About the Project || Data Dictionary || Initial Hypotheses/Thoughts || Project Plan || How to Reproduce
We are future data scientist testing our knowledge of Natural Language Processing. For this project, we will be scraping data from over nearly 600 GitHub repository READMEs' using a variety of methods and build machine learning models from the data we pooled.
GitHub is a subsidiary of Microsoft which provides hosting for software development and version control using Git.
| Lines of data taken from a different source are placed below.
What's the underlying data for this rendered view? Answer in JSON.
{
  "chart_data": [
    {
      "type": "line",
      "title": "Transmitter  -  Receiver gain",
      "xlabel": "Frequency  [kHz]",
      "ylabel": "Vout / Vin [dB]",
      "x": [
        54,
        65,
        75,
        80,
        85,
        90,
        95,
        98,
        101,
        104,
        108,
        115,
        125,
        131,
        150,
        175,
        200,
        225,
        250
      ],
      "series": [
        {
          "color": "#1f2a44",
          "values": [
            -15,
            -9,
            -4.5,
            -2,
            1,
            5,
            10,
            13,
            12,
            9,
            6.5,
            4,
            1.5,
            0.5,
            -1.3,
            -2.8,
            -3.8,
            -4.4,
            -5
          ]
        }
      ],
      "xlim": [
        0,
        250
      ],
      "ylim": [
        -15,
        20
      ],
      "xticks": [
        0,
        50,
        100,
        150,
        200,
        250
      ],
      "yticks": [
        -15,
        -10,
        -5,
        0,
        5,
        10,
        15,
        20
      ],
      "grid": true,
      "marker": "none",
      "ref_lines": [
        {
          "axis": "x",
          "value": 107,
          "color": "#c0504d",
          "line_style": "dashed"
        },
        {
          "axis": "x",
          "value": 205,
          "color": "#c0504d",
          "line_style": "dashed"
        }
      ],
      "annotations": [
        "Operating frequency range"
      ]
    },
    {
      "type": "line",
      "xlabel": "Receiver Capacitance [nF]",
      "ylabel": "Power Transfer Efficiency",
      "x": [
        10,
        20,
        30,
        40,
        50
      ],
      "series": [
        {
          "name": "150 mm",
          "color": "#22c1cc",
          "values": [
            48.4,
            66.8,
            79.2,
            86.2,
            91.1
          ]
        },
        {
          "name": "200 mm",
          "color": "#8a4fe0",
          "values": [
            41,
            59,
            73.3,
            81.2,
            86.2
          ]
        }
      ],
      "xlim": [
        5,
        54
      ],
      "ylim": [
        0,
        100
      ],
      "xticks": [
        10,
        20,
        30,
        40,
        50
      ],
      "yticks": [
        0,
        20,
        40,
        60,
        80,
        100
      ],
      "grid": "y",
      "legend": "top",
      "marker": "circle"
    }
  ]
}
As of January 2020, GitHub reports having over 40 million users and more than 190 million repositories(including at least 28 million public repositories), making it the largest host of source code in the world.
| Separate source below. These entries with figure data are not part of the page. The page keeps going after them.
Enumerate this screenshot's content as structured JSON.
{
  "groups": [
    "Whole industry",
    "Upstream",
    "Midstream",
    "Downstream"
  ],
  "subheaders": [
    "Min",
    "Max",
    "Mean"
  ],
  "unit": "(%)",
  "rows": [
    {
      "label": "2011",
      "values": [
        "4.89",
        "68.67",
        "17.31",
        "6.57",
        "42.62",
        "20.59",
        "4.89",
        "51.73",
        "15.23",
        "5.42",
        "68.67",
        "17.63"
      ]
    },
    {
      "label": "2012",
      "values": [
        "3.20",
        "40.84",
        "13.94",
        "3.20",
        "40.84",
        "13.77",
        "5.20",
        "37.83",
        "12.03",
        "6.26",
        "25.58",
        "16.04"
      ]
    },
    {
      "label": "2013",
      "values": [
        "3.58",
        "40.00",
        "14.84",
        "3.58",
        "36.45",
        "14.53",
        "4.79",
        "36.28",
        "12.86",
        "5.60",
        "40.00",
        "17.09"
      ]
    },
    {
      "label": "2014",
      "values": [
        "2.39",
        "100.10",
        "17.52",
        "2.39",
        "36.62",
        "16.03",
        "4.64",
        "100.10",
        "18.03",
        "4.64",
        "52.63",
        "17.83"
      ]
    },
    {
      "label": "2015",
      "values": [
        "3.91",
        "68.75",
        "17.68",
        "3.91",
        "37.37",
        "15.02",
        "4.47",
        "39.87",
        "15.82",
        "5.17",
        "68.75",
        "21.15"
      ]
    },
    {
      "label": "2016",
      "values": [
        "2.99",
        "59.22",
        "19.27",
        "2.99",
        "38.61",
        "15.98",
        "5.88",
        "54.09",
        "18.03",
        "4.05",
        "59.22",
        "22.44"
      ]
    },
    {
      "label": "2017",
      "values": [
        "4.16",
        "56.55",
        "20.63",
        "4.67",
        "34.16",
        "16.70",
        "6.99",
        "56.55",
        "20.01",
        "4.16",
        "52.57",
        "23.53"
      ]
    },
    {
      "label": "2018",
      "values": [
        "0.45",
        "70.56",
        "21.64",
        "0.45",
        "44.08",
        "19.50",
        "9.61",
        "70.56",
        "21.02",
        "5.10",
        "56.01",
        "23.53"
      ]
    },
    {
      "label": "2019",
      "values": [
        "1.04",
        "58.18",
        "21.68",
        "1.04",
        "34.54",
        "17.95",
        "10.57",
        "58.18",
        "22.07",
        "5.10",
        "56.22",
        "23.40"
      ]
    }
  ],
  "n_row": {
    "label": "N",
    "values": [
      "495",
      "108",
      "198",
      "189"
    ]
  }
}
Acknowledgement:The dataset was mined from github.com
Our goal for this project is to build a model that can predict the programming language of a repository, given the text from its README file. We will deliver the following in a github repository:
- A clearly named final notebook. This notebook will be what will contain plenty of markdown documentation and cleaned up code.
- A README that explains what the project is, how to reproduce the work, and our notes from project planning
- Python modules that automate the data acquisistion and preparation process. These modules will be imported and used in the final notebook.
- A set of google slides suitable for a general audience that summarize your findings.
Features | Definition |
---|---|
readme | text of the readme file |
words | data that has been cleaned and seperated by words |
watchers | users who are watching the repository |
stars | users who have starred the repository |
forks | users who have forked the repository |
commits | number of times the owner has added content to the repository |
Target | Definition |
---|---|
language | the main programming language used throughout the github repository |
- We could add a new feature?
- Should I turn the categorical variables into booleans?
acquire
- Web scraped X amount of README’s, watchers, forks, stars and commits from Y topics from request library
- Decide on 4 programming languages:
- C++, Java, Javascript, Python
- Use an number of different topics to introduce variety:
- Sports, Biology, Artificial Intelligence, Data Engineering
- create an acquire.py to automate the process
- create a json file for future use
prepare
- clean language column by removing % number at the end
- change columns to numeric types as needed
- normalize, tokenize, stem, lemmatize and remove stop words
- split into train, validate, and test
- create a prepare.py to automate the process
- create a csv file for future use
explore
- split words into sets of 1, 2 and 3
- determine significance both visually and statistically
- document and consider the results for modeling
model and evaluation
- find which features are most influential
- try different algorithms:
- Ridge Classifier
- Random Forest
- Gradient Boost
- evaluate on train
- evaluate on validate
- select best model and test to verify
- create a preprocessing.py and model.py to automate the process
conclusion
- summarize findings
- provide next steps
- Download data csv from here or use the acquire.py functions
- Prepare the data with the prepare.py functions or install the prepped csv here
- Run a jupyter notebook importing the necessary libraries and functions.
- Follow along in the summary notebook or forge your own exploratory path.